Title: Altair Assembler Part 1
Date: February 01 2020
Tags: altair programming
========================================

As I keep complaining, it's getting harder and harder to hand assemble
everything.  It's error prone and tedious.  An assembler can handle a lot of the
work for me so I'm going to try to write one.

Two big inconveniences of hand assembling are translating all the opcodes to
octal values without error, and counting out the addresses of all the statements
so I can go back and fill them in at JMP, CALL, and memory references throughout
the program.  If I have to modify a program by inserting a statement, it shifts
all the remaining statements in memory and breaks all the references to any
locations after it.  Which, of course, happens all the time in development.

Assemblers don't just translate the opcodes from ASCII mnemonics to their binary
machine code, but they also provide some other convenience features.  Assemblers
allow you to define your own labels for a statement which saves the address that
the statement will be written to and replaces references to the label elsewhere
in the code with the address.  This way, you can CALL or JMP to a label and
never have to know what the address ends up being.

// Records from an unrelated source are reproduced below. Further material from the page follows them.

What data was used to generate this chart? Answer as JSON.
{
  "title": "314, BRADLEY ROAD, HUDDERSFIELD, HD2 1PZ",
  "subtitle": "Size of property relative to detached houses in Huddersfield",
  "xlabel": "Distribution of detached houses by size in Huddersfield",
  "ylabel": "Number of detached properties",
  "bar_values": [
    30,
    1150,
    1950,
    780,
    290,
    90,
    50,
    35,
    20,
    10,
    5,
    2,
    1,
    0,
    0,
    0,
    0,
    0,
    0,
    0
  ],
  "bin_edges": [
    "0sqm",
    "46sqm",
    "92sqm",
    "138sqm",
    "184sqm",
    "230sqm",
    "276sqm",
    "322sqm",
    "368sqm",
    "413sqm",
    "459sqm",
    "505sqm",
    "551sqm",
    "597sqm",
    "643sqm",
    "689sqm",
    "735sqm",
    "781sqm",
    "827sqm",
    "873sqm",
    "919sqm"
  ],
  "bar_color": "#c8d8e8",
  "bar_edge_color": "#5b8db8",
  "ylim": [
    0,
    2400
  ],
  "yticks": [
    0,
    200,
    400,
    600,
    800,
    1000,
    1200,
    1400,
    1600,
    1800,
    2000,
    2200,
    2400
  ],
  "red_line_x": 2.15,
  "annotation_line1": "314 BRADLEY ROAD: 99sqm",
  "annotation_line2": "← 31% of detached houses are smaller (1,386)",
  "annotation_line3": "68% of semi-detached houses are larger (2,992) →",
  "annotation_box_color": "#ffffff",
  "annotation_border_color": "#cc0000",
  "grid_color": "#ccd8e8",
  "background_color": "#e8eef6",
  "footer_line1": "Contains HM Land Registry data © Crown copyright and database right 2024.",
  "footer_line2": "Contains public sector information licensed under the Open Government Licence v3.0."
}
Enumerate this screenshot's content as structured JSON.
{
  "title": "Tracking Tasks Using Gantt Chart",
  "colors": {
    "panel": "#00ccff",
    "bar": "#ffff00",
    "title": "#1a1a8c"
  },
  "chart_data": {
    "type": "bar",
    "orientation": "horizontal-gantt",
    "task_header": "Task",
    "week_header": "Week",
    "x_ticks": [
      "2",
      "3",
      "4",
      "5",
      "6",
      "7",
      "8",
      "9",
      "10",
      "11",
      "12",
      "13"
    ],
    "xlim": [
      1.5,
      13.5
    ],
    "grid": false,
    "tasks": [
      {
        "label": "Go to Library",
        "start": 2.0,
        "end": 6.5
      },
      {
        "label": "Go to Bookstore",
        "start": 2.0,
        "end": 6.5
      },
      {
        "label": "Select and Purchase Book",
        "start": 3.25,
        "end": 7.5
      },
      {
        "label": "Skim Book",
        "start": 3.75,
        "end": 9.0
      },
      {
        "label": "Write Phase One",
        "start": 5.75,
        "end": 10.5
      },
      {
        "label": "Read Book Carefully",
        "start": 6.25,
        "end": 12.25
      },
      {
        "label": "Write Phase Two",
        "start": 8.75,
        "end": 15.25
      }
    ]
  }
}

Other features are EQU and SET pseudo-opcodes that are used like variables which
allows you to create a name for a value and reference that value by the name
elsewhere in the code.  The difference between the two is just that a SET value
can be changed later but an EQU can only be defined once.  Not sure why the two
options.  Why not just use SET?  I guess so developers can set constants and not
accidentally redefine something they didn't mean to.

I'm loosely basing my assembler on the one described in the <i>8080 Programmer's
Manual</i> which I've learned most of my 8080 programming from.  There are other
8080 assemblers with different features and implementations.  One provided in
the MITS Programming System, and Microsoft's M80 for CP/M, are well known
examples.


# Version 1 Features #

For a first pass, I'm implementing a minimum set of features.  That way, I can
leverage the assembler to more easily build the next, more featureful version.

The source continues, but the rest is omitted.